Viv Kenchington: the science behind a smile

­­­­­­­I watched two girls approach each other from opposite sides of a bridge, whilst stuck in traffic. Both wrapped in warm winter clothes on a rather dull day. The closer they got to each other the more their expressions changed.

Was it the recognition of a friend, that wonderful human connection? Maybe they were new acquaintances or old friends but watching the way their faces lit up, smiles beaming, and eyes creased at the corners did something to me in that moment…It made me spontaneously upturn my mouth to form that same smile and gave me a sudden warm flutter across my heart.

Witnessing this scene made me to think about the question why do we smile? I know I smile at lovely, funny, sweet things, puppies etc., etc. and when I do it makes me feel good. I suppose it is like a dog wagging its tail, but there are so many other feelings that go along with a smile. It could be pure excitement, fun, happiness, love it could be a sexy smile in an exchange of passion.

So, what’s the science behind a smile and why do we do it?

The process is simple…

1) Endorphins are released by the brain in response to a positive stimulation.
2) The brain also instructs our face muscles to contract and grin.
3) The contracting muscles send a message to the brain that ays, “Wow, we’re feeling wonderful.”
4) Our brain then releases even more endorphins, filling us with more joy!

As a result, we get this positive feedback cycle.

The first scientist to successfully recognize and report about this facial feedback theory was Charles Darwin. This idea proposed that tensing our face muscles could modify our emotional states. It was discovered that the muscles inside the cheeks (zygomaticus major muscle) and around the eye socket (orbicularis oculi muscle) were critical in enhancing a person’s mood. So even faking or forcing a smile lowers stress and increases happiness. If you’re having trouble forcing your facial muscles to contract into a smile, try biting on a pencil. It’s virtually the same motion as smiling, and it sends the same mood-altering information to the brain.

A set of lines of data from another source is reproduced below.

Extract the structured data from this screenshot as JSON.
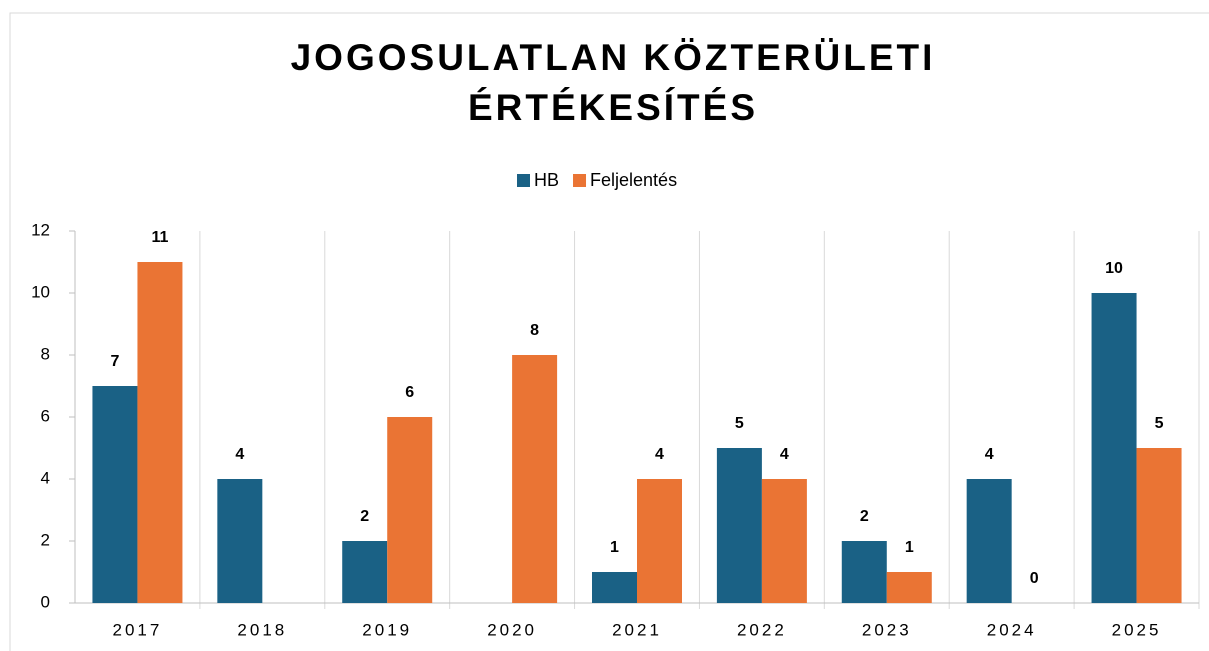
{
  "chart_data": {
    "type": "bar",
    "title": [
      "JOGOSULATLAN KÖZTERÜLETI",
      "ÉRTÉKESÍTÉS"
    ],
    "categories": [
      "2017",
      "2018",
      "2019",
      "2020",
      "2021",
      "2022",
      "2023",
      "2024",
      "2025"
    ],
    "series": [
      {
        "name": "HB",
        "color": "#1a6185",
        "values": [
          7,
          4,
          2,
          null,
          1,
          5,
          2,
          4,
          10
        ]
      },
      {
        "name": "Feljelentés",
        "color": "#ea7434",
        "values": [
          11,
          null,
          6,
          8,
          4,
          4,
          1,
          0,
          5
        ]
      }
    ],
    "ylim": [
      0,
      12
    ],
    "yticks": [
      0,
      2,
      4,
      6,
      8,
      10,
      12
    ],
    "legend": "top"
  }
}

Don’t panic if you think it’s difficult to fake a smile. All you have to do is be in the company of someone who smiles. According to a Swedish study, it is difficult to maintain a frown when looking at people who are beaming at you. Smiling spreads like wildfire! Seeing other people smile stimulates our mirror neurons, causing us to suppress our facial muscle control and smile. So, “You smile, I smile” is actually scientifically proven.

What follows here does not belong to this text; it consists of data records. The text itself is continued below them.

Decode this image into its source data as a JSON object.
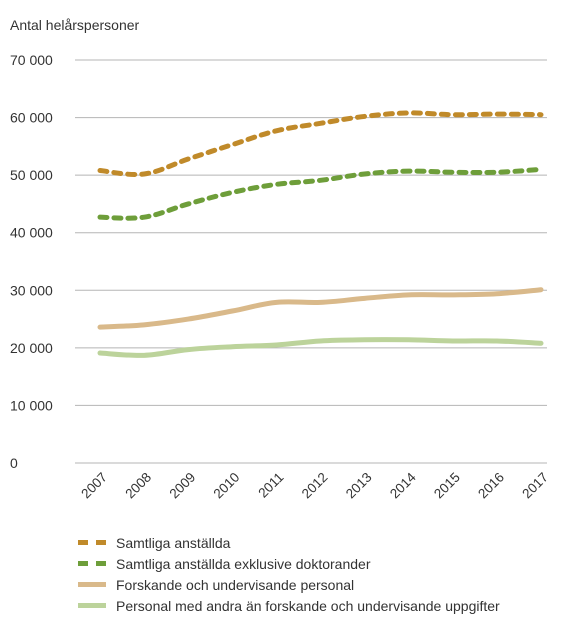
{
  "chart_data": {
    "type": "line",
    "title": "",
    "ylabel": "Antal helårspersoner",
    "xlabel": "",
    "ylim": [
      0,
      70000
    ],
    "yticks": [
      0,
      10000,
      20000,
      30000,
      40000,
      50000,
      60000,
      70000
    ],
    "ytick_labels": [
      "0",
      "10 000",
      "20 000",
      "30 000",
      "40 000",
      "50 000",
      "60 000",
      "70 000"
    ],
    "categories": [
      "2007",
      "2008",
      "2009",
      "2010",
      "2011",
      "2012",
      "2013",
      "2014",
      "2015",
      "2016",
      "2017"
    ],
    "grid": "horizontal",
    "legend_position": "bottom",
    "series": [
      {
        "name": "Samtliga anställda",
        "color": "#c08a2a",
        "style": "dashed",
        "values": [
          50800,
          50200,
          52800,
          55300,
          57700,
          59000,
          60200,
          60800,
          60500,
          60600,
          60500
        ]
      },
      {
        "name": "Samtliga anställda exklusive doktorander",
        "color": "#6e9e3a",
        "style": "dashed",
        "values": [
          42700,
          42700,
          45000,
          47000,
          48400,
          49100,
          50200,
          50700,
          50500,
          50500,
          51000
        ]
      },
      {
        "name": "Forskande och undervisande personal",
        "color": "#d9b98a",
        "style": "solid",
        "values": [
          23600,
          24000,
          25000,
          26400,
          27900,
          27900,
          28600,
          29200,
          29200,
          29400,
          30100
        ]
      },
      {
        "name": "Personal med andra än forskande och undervisande uppgifter",
        "color": "#bcd39b",
        "style": "solid",
        "values": [
          19100,
          18700,
          19700,
          20200,
          20500,
          21200,
          21400,
          21400,
          21200,
          21200,
          20800
        ]
      }
    ]
  }
}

We all know that smiling can make us feel better, but did you know that it comes with some serious health benefits? Smiling can help you feel better by lowering your blood pressure and heart rate. Grinning causes the production of endorphins, which are naturally occurring pain relievers. It also triggers the release of neuropeptides, which counteract stress.

It’s safe to say that smiling is beneficial to both your emotional and physical wellbeing. So, what are you waiting for? Smile, it’s free therapy!